Candidates of the ruling Bharatiya Janata Party (BJP) in the western state of Gujarat, which was the locus of fierce rioting earlier this year, won 125 of 182 seats in the state legislature. That was an increase from the 117 seats it took in the last election, in 1998, according to results tallied today from Thursday's voting. The secular Congress Party came in a distant second with 52 seats.
The decisive victory by the BJP, which also heads India's national governing coalition, appeared to vindicate an electoral strategy that played heavily on Hindu fears and anger toward Gujarat's Muslim minority in the aftermath of last spring's riots. More than 1,000 people, most of them Muslims, were killed then.
The BJP's victory also raised fears among secular-minded Indians and religious minorities that the party will adopt a similar approach in other state elections and in national elections scheduled for 2004. That, some worry, could threaten the tolerant multi-religious state envisioned by the founders of modern India, including Mohandas Gandhi, Gujarat's most famous native son.
"It's definitely going to spell danger for the rest of the country," said the Rev. Cedric Prakash, a Jesuit priest who runs a human rights group in Gujarat's commercial capital, Ahmadabad.
Some analysts cautioned, however, that the BJP's winning formula in Gujarat could prove less effective in other settings. They note, for example, that a large share of Gujarat's population lives in cities, which traditionally have been more hospitable to the BJP's core ideology of Hindutva -- literally, "Hindu-ness" -- than the rural villages where most Indians live. They also note Gujarat's relative dearth of regional and caste-based parties that in other states have siphoned support from the BJP.
For those reasons, said Mahesh Rangarajan, an independent political analyst in New Delhi, the appeal of the BJP's ideology "may not be a winning card elsewhere, but it will still be a card."
At the very least, political observers said, the BJP's strong showing will increase pressure on Prime Minister Atal Bihari Vajpayee, who has cast himself as a moderate, to adopt a more nationalistic tone, particularly in his dealings with Pakistan.

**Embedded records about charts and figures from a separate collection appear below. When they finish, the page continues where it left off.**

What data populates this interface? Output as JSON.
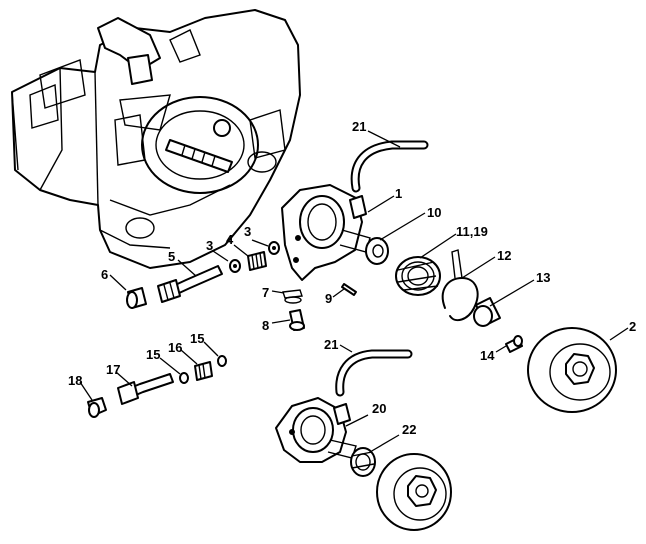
{
  "labels": {
    "p1": "1",
    "p2": "2",
    "p3a": "3",
    "p3b": "3",
    "p4": "4",
    "p5": "5",
    "p6": "6",
    "p7": "7",
    "p8": "8",
    "p9": "9",
    "p10": "10",
    "p11_19": "11,19",
    "p12": "12",
    "p13": "13",
    "p14": "14",
    "p15a": "15",
    "p15b": "15",
    "p16": "16",
    "p17": "17",
    "p18": "18",
    "p20": "20",
    "p21a": "21",
    "p21b": "21",
    "p22": "22"
  },
  "colors": {
    "ink": "#000000",
    "paper": "#ffffff"
  }
}
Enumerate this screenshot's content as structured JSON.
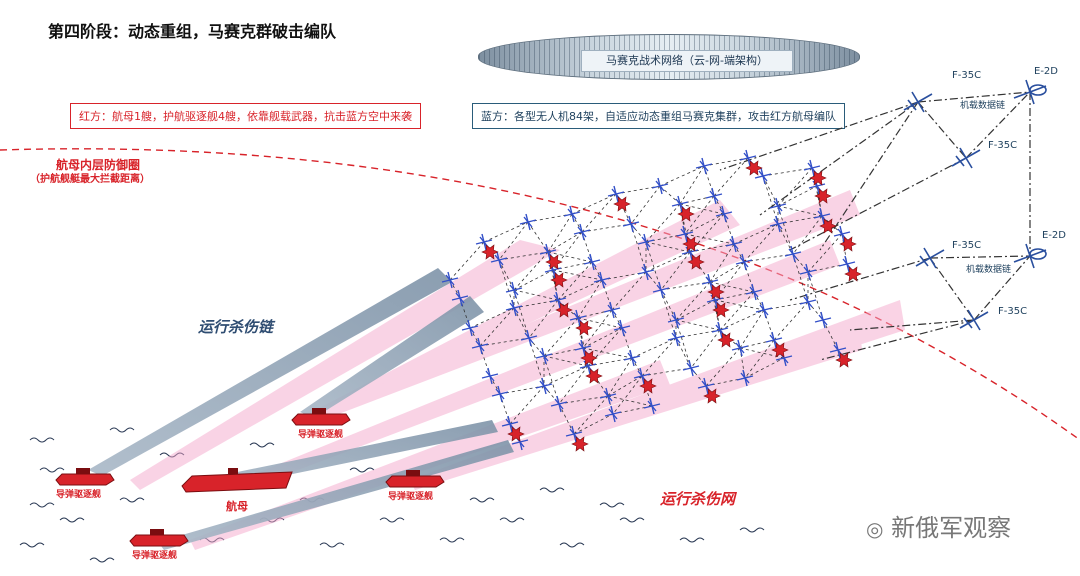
{
  "title": "第四阶段：动态重组，马赛克群破击编队",
  "network_banner": "马赛克战术网络（云-网-端架构）",
  "red_side_text": "红方：航母1艘，护航驱逐舰4艘，依靠舰载武器，抗击蓝方空中来袭",
  "blue_side_text": "蓝方：各型无人机84架，自适应动态重组马赛克集群，攻击红方航母编队",
  "defense_ring": {
    "label": "航母内层防御圈",
    "sublabel": "（护航舰艇最大拦截距离）"
  },
  "kill_chain_label": "运行杀伤链",
  "kill_web_label": "运行杀伤网",
  "carrier_label": "航母",
  "destroyer_label": "导弹驱逐舰",
  "aircraft": {
    "f35_label": "F-35C",
    "e2d_label": "E-2D",
    "datalink_label": "机载数据链"
  },
  "watermark": "新俄军观察",
  "colors": {
    "red": "#d8232a",
    "blue": "#1d3f5c",
    "beam_pink": "#f7b8d4",
    "beam_gray": "#9aabbd",
    "drone_blue": "#3350c8"
  }
}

The BJP has lost several state elections in recent years and had been looking to Gujarat as a laboratory for rebuilding its political fortunes at the national level.

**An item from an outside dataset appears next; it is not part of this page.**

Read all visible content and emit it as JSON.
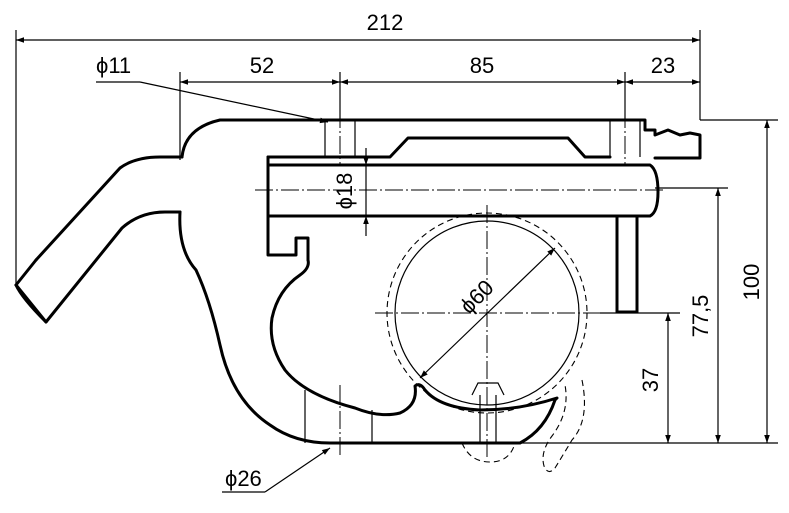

In conceding defeat today, the head of the Congress Party in Gujarat, Shankersingh Vaghela, described the BJP win as a victory for Hindutva. "People are supreme in democracy, and they have chosen to go with the communal lines of the BJP," he said in Ahmadabad.
The outcome was a victory for Gujarat's chief minister, Narendra Modi, a swaggering, charismatic figure who has emerged as a leading spokesman of the BJP's right wing. Modi derived much of his campaign platform from last spring's riots, which began when a Muslim mob torched a train carrying Hindu activists in the town of Godhra, killing 59 people and igniting India's worst communal violence in a decade.
In the riots that followed the train attack, Hindu mobs slaughtered Muslims throughout the state, burning some of them alive; thousands of Muslims have yet to return to their homes. Last month, echoing findings by Human Rights Watch and other independent monitors, a citizens panel that included several retired Supreme Court judges charged that the anti-Muslim rioters had acted "with the deliberate connivance and support" of Modi's government.
While Modi has denied that accusation, he and other BJP candidates have done their best to capitalize on the Godhra attack, suggesting that the anti-Muslim reaction was understandable and perhaps even justified.
Modi and others have suggested that the loyalties of Indian Muslims may reside more comfortably in Pakistan, which was founded as an explicitly Muslim state and is locked in a bitter standoff with India over the disputed Himalayan region of Kashmir. India's population of more than a billion includes about 820 million Hindus and 130 million Muslims.
"There's been an atmosphere that if you don't vote for the BJP, all hell will break loose; you'll have terrorism, your temples will be attacked," said Rangarajan. He said the BJP's message can be distilled this way: "In order to be Indian you have to be Hindu -- and if not, you'll have to prove your loyalty."